Y es que a la hora de hacer bombas lo que vale es el plutonio: una esfera tamaño bola de billar de plutonio 239 militar pesa 4 kg y cuesta mucho menos que una de 15 kg. de uranio enriquecido al 90% (de tamaño apenas mayor). En el ínfimo y terrible instante de formar masa hipercrítica, la bola de plutonio tarda más en volatilizarse y dispersarse como gas en estado de plasma. Pero en las millonésimas de millonésimas de segundo en que conserva el estado sólido supercrítico, rinde más neutrones, fisiona más material y por ende rinde más potencia termomecánica y radiante. “More bang for the buck”, como descubrió Oppenheimer en 1944. No sólo es una mejor bomba, es más barata.
En términos militares, hoy con uranio se hace “jogo bonito” en diplomacia internacional, pero los goles se hacen con plutonio. Desde 1992, cuando los EEUU y la entonces recién nacida Federación Rusa desmantelaron en cumplimiento de los pactos Salt III sus últimas bombas de uranio, es dudoso incluso que queden muchas de éstas en los arsenales de las superpotencias, y ya eran rarezas.
La ventaja inicial de diseño de “Little Boy”, la bomba de Hiroshima, fue que su mecanismo de acción era un cañón antiaéreo (sic) que disparaba una bala de uranio enriquecido contra un blanco de lo mismo en el otro extremo del tubo. Sí, efectivamente, el cañón hacía blanco sobre sí mismo. Tampoco nadie pretendía darle más de un único uso…

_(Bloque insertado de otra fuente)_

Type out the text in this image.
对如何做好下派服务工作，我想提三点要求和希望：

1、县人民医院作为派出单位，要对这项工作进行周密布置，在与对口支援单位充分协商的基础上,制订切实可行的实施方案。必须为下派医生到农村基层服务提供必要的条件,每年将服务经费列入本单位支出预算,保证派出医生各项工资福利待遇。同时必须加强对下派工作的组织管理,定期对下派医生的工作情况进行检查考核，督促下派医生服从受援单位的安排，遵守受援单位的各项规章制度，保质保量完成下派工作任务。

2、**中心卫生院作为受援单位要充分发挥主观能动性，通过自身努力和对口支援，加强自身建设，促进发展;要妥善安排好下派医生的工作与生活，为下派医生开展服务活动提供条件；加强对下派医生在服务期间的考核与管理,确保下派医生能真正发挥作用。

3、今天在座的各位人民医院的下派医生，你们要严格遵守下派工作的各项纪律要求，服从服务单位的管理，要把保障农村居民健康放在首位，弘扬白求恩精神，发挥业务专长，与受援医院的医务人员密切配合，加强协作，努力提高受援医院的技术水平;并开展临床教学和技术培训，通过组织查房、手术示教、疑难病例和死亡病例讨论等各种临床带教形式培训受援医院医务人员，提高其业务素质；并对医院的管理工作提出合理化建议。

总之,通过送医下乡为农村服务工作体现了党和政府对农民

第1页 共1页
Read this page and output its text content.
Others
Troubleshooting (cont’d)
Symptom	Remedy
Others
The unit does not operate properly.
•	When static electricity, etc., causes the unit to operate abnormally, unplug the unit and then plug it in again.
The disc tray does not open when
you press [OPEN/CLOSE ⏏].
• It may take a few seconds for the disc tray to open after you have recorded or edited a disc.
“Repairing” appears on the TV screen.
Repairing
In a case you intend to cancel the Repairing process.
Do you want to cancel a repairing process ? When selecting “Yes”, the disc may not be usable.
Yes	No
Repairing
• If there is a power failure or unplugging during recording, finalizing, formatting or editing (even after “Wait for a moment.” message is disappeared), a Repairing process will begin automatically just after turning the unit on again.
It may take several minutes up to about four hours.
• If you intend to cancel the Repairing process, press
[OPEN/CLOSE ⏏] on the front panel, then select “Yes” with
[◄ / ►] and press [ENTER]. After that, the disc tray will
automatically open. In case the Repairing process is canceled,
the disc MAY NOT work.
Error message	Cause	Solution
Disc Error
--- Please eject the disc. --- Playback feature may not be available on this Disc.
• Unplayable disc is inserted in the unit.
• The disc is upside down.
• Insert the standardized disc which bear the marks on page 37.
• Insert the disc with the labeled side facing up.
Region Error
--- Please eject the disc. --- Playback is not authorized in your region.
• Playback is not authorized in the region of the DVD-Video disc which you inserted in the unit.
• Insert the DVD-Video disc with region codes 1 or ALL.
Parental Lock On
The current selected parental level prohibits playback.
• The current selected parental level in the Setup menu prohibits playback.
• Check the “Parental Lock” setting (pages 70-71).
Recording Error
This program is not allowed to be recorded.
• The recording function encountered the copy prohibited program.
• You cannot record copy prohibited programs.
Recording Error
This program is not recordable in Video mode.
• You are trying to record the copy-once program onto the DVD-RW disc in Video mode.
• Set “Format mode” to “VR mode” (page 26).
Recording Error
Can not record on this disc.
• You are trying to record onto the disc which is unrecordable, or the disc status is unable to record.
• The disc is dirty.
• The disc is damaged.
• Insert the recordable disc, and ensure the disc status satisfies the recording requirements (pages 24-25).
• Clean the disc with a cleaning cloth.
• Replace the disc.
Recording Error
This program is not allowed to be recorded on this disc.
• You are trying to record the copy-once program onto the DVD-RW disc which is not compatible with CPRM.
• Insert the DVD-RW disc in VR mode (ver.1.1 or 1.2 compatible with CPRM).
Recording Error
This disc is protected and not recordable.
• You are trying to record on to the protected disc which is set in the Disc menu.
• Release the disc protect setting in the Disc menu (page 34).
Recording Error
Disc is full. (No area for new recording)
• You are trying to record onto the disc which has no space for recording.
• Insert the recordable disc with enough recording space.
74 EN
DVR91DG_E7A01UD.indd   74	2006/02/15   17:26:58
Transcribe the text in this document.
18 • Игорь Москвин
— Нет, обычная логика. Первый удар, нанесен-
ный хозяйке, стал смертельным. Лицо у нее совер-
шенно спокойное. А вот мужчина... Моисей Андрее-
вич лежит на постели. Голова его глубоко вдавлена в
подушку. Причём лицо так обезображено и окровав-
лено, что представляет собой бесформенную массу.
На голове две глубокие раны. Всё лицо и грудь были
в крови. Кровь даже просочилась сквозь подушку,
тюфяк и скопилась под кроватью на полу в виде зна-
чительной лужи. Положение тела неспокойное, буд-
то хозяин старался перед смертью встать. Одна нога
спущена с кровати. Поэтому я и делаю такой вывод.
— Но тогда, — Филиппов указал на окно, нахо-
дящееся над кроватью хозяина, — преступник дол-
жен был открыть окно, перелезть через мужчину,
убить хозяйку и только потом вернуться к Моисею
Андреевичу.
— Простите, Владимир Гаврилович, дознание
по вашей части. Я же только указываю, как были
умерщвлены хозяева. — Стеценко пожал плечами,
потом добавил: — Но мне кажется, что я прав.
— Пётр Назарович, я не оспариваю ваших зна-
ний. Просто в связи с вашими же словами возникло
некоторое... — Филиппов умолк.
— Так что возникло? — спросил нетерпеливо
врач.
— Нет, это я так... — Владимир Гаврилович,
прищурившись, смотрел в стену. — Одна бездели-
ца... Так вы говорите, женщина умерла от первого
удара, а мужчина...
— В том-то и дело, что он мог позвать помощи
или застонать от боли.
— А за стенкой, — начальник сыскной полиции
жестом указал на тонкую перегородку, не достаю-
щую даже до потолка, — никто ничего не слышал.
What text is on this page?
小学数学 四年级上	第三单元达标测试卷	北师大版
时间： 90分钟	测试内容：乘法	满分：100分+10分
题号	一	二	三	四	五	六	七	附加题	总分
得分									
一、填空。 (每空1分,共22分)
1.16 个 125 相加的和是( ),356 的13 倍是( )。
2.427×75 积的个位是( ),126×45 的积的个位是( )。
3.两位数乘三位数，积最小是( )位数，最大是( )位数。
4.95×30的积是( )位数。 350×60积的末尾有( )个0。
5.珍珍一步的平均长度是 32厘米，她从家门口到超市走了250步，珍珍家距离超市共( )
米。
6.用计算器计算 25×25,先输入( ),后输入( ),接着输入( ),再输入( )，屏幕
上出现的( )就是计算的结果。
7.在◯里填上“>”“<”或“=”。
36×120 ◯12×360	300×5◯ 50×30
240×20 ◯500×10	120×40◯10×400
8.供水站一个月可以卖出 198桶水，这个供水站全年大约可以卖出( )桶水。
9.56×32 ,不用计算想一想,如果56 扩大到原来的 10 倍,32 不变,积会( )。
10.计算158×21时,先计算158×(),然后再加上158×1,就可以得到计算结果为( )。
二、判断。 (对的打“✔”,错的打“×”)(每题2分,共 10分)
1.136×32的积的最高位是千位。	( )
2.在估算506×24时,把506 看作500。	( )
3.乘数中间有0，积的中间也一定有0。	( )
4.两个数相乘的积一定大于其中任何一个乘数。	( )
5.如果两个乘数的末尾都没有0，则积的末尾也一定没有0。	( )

Esto del cañón permitía fabricar una bomba longilínea y relativamente aerodinámica, que con los rediseños y miniaturizaciones de posguerra llegó a caber en balas de artillería. Y sin embargo, durante toda la Primera Guerra Fría las superpotencias experimentaron de todo, y terminaron adhiriendo a la bomba implosiva de plutonio, al menos como base de su armamento. En esta Segunda Guerra Fría eso no parece en vías de cambiar.
En pocos años, “Fat Man”, de 1,5 m. de diámetro, evolucionó en la portátil Davy Crockett, de 27,5 cm., disparable desde un cañoncito sin retroceso.
La bomba implosiva de plutonio derivada de “Fat Man”, la que barrió Nagasaki, llegó a grados de rediseño y miniaturización aún más drásticos. En ello perdió su desventaja inicial (su forma de globo de 1,5 m. de diámetro, que la volvía una pesadilla aerodinámica) y en los ’50 adoptó formas extremadamente versátiles, desde la Davy Crockett de 27,5 cm. de diámetro, disparable por un cañoncito sin retroceso desde un jeep, hasta la que se lleva a lomos de soldado en una mochila. Un soldado muy heroico, qué duda cabe.
Y la bomba de plutonio nunca perdió su ventaja inicial: el “pit” o semilla metálica hipercrítica por compresión, tarda más en volatilizarse, y cuando lo hace ya entró en fisión hasta el 20% de su masa, hecha de un material carísimo, pero comparativamente más barato que el uranio HEU (de alto enriquecimiento, o «militar», con entre un 93 y un 95% de isótopo 235).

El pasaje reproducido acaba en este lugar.